Great September Showcase Festival & Conference, jak brzmi pełna nazwa wydarzenia, to wyjątkowy festiwal mający prezentować wszystko to, co aktualnie najciekawsze w polskiej muzyce. Będą więc twórcy doskonale znani publiczności, gwiazdy pierwszego formatu (m.in. Daria Zawiałow i Ralph Kaminsky) oraz artyści zdający się być dosłownie na progu wielkiej kariery. Trzecią grupę stanowią projekty szerzej nieznane, niemal anonimowe. Takie, na których temat nawet internet nie jest w stanie dostarczyć szerszej wiedzy.
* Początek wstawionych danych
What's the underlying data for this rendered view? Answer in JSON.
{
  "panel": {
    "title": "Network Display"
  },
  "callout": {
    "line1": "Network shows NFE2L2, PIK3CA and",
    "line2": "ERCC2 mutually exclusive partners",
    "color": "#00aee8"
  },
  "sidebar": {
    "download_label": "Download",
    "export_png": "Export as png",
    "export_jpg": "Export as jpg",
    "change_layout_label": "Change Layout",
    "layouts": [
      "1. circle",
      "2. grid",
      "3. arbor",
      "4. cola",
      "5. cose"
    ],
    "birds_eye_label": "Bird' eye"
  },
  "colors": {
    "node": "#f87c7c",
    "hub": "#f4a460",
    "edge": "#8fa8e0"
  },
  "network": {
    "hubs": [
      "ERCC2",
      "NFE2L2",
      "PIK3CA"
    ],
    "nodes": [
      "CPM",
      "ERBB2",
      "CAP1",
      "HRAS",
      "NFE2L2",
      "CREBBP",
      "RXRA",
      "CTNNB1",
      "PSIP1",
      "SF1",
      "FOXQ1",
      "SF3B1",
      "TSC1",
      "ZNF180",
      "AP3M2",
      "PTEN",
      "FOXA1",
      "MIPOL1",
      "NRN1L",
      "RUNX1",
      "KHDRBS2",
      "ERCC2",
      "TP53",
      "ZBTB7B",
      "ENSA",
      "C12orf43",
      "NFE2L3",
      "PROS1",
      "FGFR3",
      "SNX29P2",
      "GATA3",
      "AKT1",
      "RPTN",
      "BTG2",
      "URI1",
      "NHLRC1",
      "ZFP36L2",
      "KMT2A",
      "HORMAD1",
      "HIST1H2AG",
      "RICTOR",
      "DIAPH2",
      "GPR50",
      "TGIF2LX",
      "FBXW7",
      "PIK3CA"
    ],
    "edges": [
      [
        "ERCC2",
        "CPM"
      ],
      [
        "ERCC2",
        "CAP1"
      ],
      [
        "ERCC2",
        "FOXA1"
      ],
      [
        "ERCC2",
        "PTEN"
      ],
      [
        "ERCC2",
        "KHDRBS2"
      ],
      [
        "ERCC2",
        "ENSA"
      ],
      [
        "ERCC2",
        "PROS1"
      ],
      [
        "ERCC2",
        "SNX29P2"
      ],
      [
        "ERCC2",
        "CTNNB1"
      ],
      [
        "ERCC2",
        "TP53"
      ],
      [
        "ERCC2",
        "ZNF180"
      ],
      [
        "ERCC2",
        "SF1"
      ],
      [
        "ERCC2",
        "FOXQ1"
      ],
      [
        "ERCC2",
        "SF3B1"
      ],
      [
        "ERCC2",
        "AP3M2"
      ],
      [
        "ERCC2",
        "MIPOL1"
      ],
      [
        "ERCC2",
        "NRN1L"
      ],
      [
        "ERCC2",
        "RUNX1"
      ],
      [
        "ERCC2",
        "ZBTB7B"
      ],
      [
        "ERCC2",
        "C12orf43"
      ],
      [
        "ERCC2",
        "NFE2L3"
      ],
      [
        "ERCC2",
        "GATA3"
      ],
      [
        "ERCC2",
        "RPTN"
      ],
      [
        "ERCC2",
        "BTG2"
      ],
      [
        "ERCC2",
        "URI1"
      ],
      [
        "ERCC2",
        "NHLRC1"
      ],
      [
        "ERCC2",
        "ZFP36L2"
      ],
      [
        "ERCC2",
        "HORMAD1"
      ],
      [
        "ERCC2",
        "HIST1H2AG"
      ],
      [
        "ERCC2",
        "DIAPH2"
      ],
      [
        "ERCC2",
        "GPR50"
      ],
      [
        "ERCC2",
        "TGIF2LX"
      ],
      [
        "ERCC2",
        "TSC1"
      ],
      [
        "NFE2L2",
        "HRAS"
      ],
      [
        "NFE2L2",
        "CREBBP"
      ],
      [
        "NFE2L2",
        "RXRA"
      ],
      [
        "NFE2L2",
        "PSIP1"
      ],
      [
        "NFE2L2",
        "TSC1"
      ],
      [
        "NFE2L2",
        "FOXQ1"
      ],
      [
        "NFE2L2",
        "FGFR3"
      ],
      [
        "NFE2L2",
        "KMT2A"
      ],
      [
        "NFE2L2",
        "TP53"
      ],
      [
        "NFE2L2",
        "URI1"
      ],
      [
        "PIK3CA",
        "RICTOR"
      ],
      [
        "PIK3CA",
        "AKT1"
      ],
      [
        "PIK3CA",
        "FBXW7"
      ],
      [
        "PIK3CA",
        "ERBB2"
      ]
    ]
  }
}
To właśnie oni mogą okazać się największą niespodzianką Great September.
Do grona ponad 70 wykonawców festiwalu dołączają kolejni, a poza wspomnianymi Margaret i Igorem Herbutem będą to: Aljas, Alfah Femmes, Dłonie, Drobne Niepokoje, Gimnastyka Artystyczna, Karolina Błońska, Kadabra Dyskety Kusaje, Kinny Zimmer, Kisu Min, Lor, Maja Laura Jaryczewska, MAS, Mop, Mona Polaski, Panilas, Postman, Pull The Wire, Raw Plastic, Thekayetan, Wij, Wrona oraz Youth Novels.
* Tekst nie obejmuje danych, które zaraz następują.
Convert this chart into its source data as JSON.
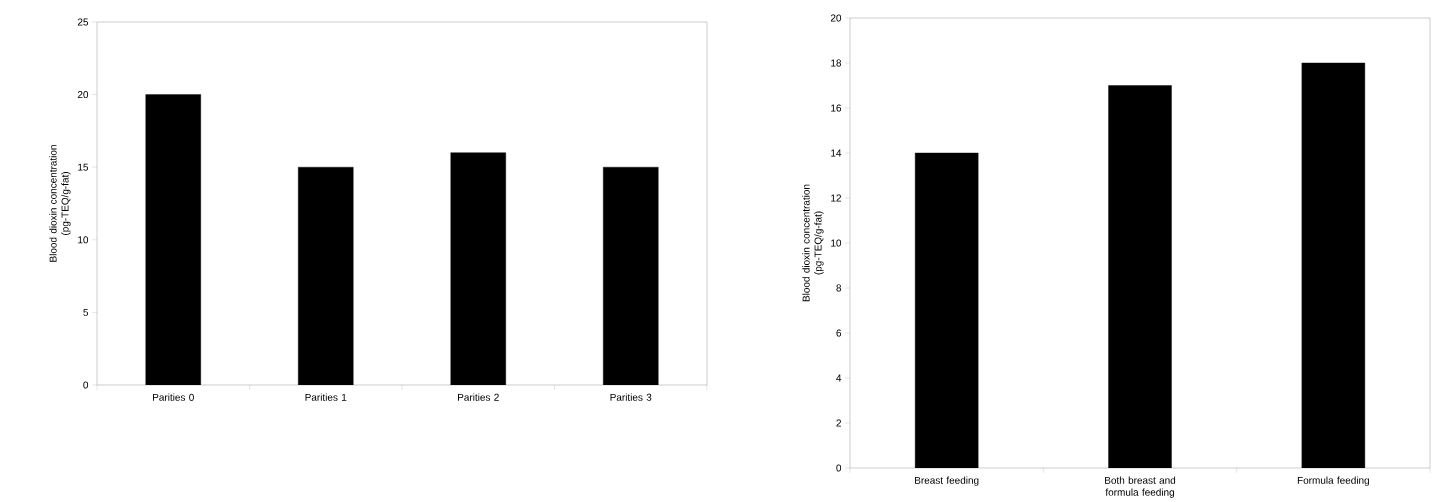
{
  "chart_data": [
    {
      "type": "bar",
      "categories": [
        "Parities 0",
        "Parities 1",
        "Parities 2",
        "Parities 3"
      ],
      "values": [
        20,
        15,
        16,
        15
      ],
      "color": "#000000",
      "ylabel": "Blood dioxin concentration (pg-TEQ/g-fat)",
      "ylim": [
        0,
        25
      ],
      "yticks": [
        0,
        5,
        10,
        15,
        20,
        25
      ]
    },
    {
      "type": "bar",
      "categories": [
        "Breast feeding",
        "Both breast and formula feeding",
        "Formula feeding"
      ],
      "values": [
        14,
        17,
        18
      ],
      "color": "#000000",
      "ylabel": "Blood dioxin concentration (pg-TEQ/g-fat)",
      "ylim": [
        0,
        20
      ],
      "yticks": [
        0,
        2,
        4,
        6,
        8,
        10,
        12,
        14,
        16,
        18,
        20
      ]
    }
  ]
}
Great September Showcase Festival & Conference zapowiada się na największy tego typu festiwal w Polsce, w którym oprócz koncertów odbędzie się część konferencyjna z udziałem artystów i przedstawicieli branży muzycznej. Karnet na festiwal, uprawniający do wstępu na wszystkie wydarzenia aktualnie dostępny jest w cenie 129 zł (do 31 sierpnia, od 1 września cena wzrasta do 149 złotych). Wejściówki można kupić za pośrednictwem serwisów eBilet oraz Eventim. Szczegóły na stronie internetowej Great September.
Sylwetki wykonawców:
Margaret – jedna z najbardziej wyróżniających się młodych wokalistek na rodzimej scenie. Na jej koncercie możemy spodziewać się piosenek z najnowszej albumu, wydanego w 2021 roku „Maggie Vision”, najbardziej dojrzałego i dopracowanego materiał wokalistki.
Igor Herbut – założyciel i wokalista grupy LemON w 2020 roku zaprezentował swój pierwszy solowy album „Chrust”, dwukrotnie nominowany do nagrody Fryderyka. Własny materiał Igora Herbuta pełen jest nastrojowych, wypełnionych emocjami i dopracowanych do perfekcji kompozycji.
Aljas – żeński rap w najlepszym, zaangażowanym wydaniu. Wersy wbijające się raz za razem, a do tego oldschoolowe bity, które jedynie wzmacniają przekaz. Aljas robi sporo zamieszania i właśnie o to chodzi – to rap mówiący o czymś i zaadresowany do konkretnych odbiorców, nie ma mowy o przypadkach.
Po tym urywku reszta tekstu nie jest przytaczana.